Pour toute réponse, il attrape sa main et entrelace leurs doigts. Ils ont toujours galopé vers l'existence à l'état brut. Ont pourchassé sans relâche son essence pure. L'ont toujours frôlé, dans l'inconscience, dans la pudeur d'une intimité confuse entre vivre et exister. Mais andrea est résolu. Et secrètement, il sait que sa complice est aussi amoureuse de l'expérience qu'il l'est lui. Elle sert sa main. Ça vaut mille autorisations.
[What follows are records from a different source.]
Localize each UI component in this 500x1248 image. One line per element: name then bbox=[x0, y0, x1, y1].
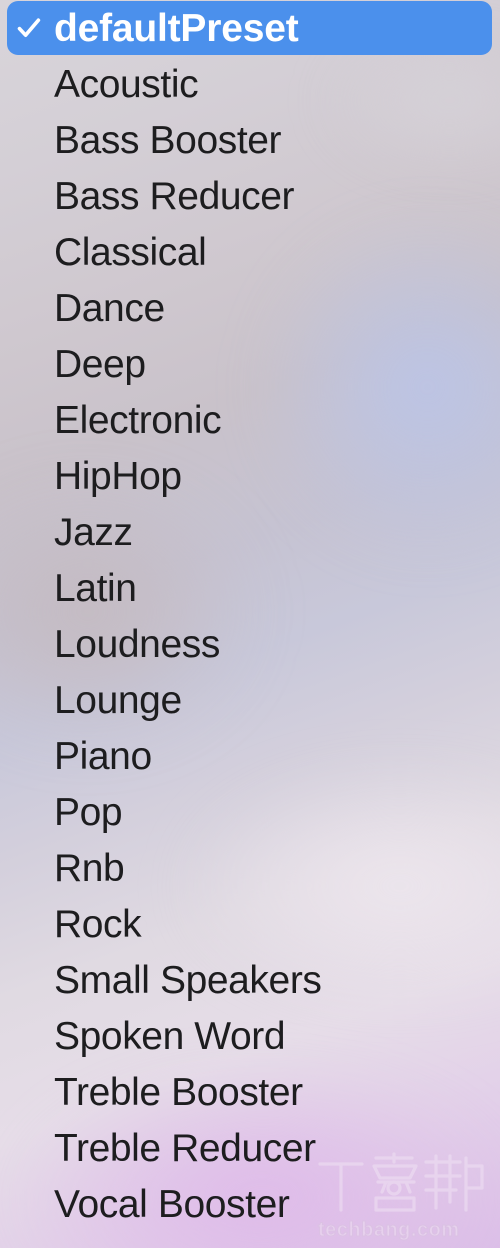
menu-item-label: Treble Reducer bbox=[54, 1126, 316, 1170]
menu-item-defaultpreset[interactable]: defaultPreset bbox=[0, 0, 500, 56]
menu-item-label: Acoustic bbox=[54, 62, 199, 106]
menu-item-lounge[interactable]: Lounge bbox=[0, 672, 500, 728]
menu-item-label: Bass Booster bbox=[54, 118, 282, 162]
menu-item-bass-reducer[interactable]: Bass Reducer bbox=[0, 168, 500, 224]
menu-item-deep[interactable]: Deep bbox=[0, 336, 500, 392]
menu-item-classical[interactable]: Classical bbox=[0, 224, 500, 280]
menu-item-label: Rock bbox=[54, 902, 142, 946]
menu-item-loudness[interactable]: Loudness bbox=[0, 616, 500, 672]
menu-item-label: Spoken Word bbox=[54, 1014, 286, 1058]
menu-item-label: Dance bbox=[54, 286, 165, 330]
menu-item-label: Loudness bbox=[54, 622, 220, 666]
menu-item-pop[interactable]: Pop bbox=[0, 784, 500, 840]
menu-item-bass-booster[interactable]: Bass Booster bbox=[0, 112, 500, 168]
menu-item-electronic[interactable]: Electronic bbox=[0, 392, 500, 448]
menu-item-treble-booster[interactable]: Treble Booster bbox=[0, 1064, 500, 1120]
preset-menu-list: defaultPreset Acoustic Bass Booster Bass Re… bbox=[0, 0, 500, 1248]
menu-item-rock[interactable]: Rock bbox=[0, 896, 500, 952]
menu-item-vocal-booster[interactable]: Vocal Booster bbox=[0, 1176, 500, 1232]
preset-dropdown-screen: defaultPreset Acoustic Bass Booster Bass Re… bbox=[0, 0, 500, 1248]
menu-item-dance[interactable]: Dance bbox=[0, 280, 500, 336]
menu-item-label: Lounge bbox=[54, 678, 182, 722]
menu-item-small-speakers[interactable]: Small Speakers bbox=[0, 952, 500, 1008]
menu-item-acoustic[interactable]: Acoustic bbox=[0, 56, 500, 112]
menu-item-spoken-word[interactable]: Spoken Word bbox=[0, 1008, 500, 1064]
menu-item-label: Piano bbox=[54, 734, 152, 778]
menu-item-label: Vocal Booster bbox=[54, 1182, 290, 1226]
menu-item-label: Electronic bbox=[54, 398, 222, 442]
menu-item-label: Deep bbox=[54, 342, 146, 386]
menu-item-label: Treble Booster bbox=[54, 1070, 303, 1114]
menu-item-label: Rnb bbox=[54, 846, 125, 890]
menu-item-label: Pop bbox=[54, 790, 123, 834]
menu-item-label: HipHop bbox=[54, 454, 182, 498]
menu-item-piano[interactable]: Piano bbox=[0, 728, 500, 784]
menu-item-treble-reducer[interactable]: Treble Reducer bbox=[0, 1120, 500, 1176]
menu-item-jazz[interactable]: Jazz bbox=[0, 504, 500, 560]
menu-item-label: defaultPreset bbox=[54, 6, 299, 50]
checkmark-icon bbox=[0, 15, 54, 41]
menu-item-label: Jazz bbox=[54, 510, 133, 554]
menu-item-label: Small Speakers bbox=[54, 958, 322, 1002]
menu-item-latin[interactable]: Latin bbox=[0, 560, 500, 616]
menu-item-rnb[interactable]: Rnb bbox=[0, 840, 500, 896]
menu-item-hiphop[interactable]: HipHop bbox=[0, 448, 500, 504]
menu-item-label: Classical bbox=[54, 230, 207, 274]
menu-item-label: Latin bbox=[54, 566, 137, 610]
menu-item-label: Bass Reducer bbox=[54, 174, 295, 218]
Il l'emmène au bord, là tout près du vide, qu'elle sent vertigineux.
- Lorsque le soleil apparaîtra, intime-t-il, sur le ton de la confidence, alors qu'ils sont seuls.
Seuls, mais ensemble.
Elle se tient sur l'ourlée de son existence. Sur la côte d'un océan qu'elle a rêvé si souvent, au travers des fenêtres trop étroites. Elle n'a pas peur. Elle sent, dans son oxygène, le carburant même de ce qu'est la vie.
- Prête, Jude ?
- Prête, Andrea.
Ils échangent un regard, un dernier, et jettent leurs ancres au fond des pupilles de l'autre. Pour ne pas se perdre en mer. Et le premier rayon déchire l'obscurité. Sur l'horizon, c'est une blessure au cutter, qui cisaille les ténèbres. Il bascule en arrière, comme un rocking chair, et l'entraîne dans une chute de plus.
La dernière.
Il y a ces secondes pâles d'apesanteur, qui se chargent d'une électricité foudroyante. L'adrénaline. Et les deux adolescents, devenus anges pillards de sensations, devinrent à jamais les pirates de leur longue (et pourtant si courte) traversée dans l'existence.
Ils n'avaient jamais eu peur de défier les règles.
Parce que mourir demeure la meilleure façon de prouver qu'on est en vie.
(1) bien sûr, l'expression « on a frôlé la vie » est une réplique du film culte « Fight Club ».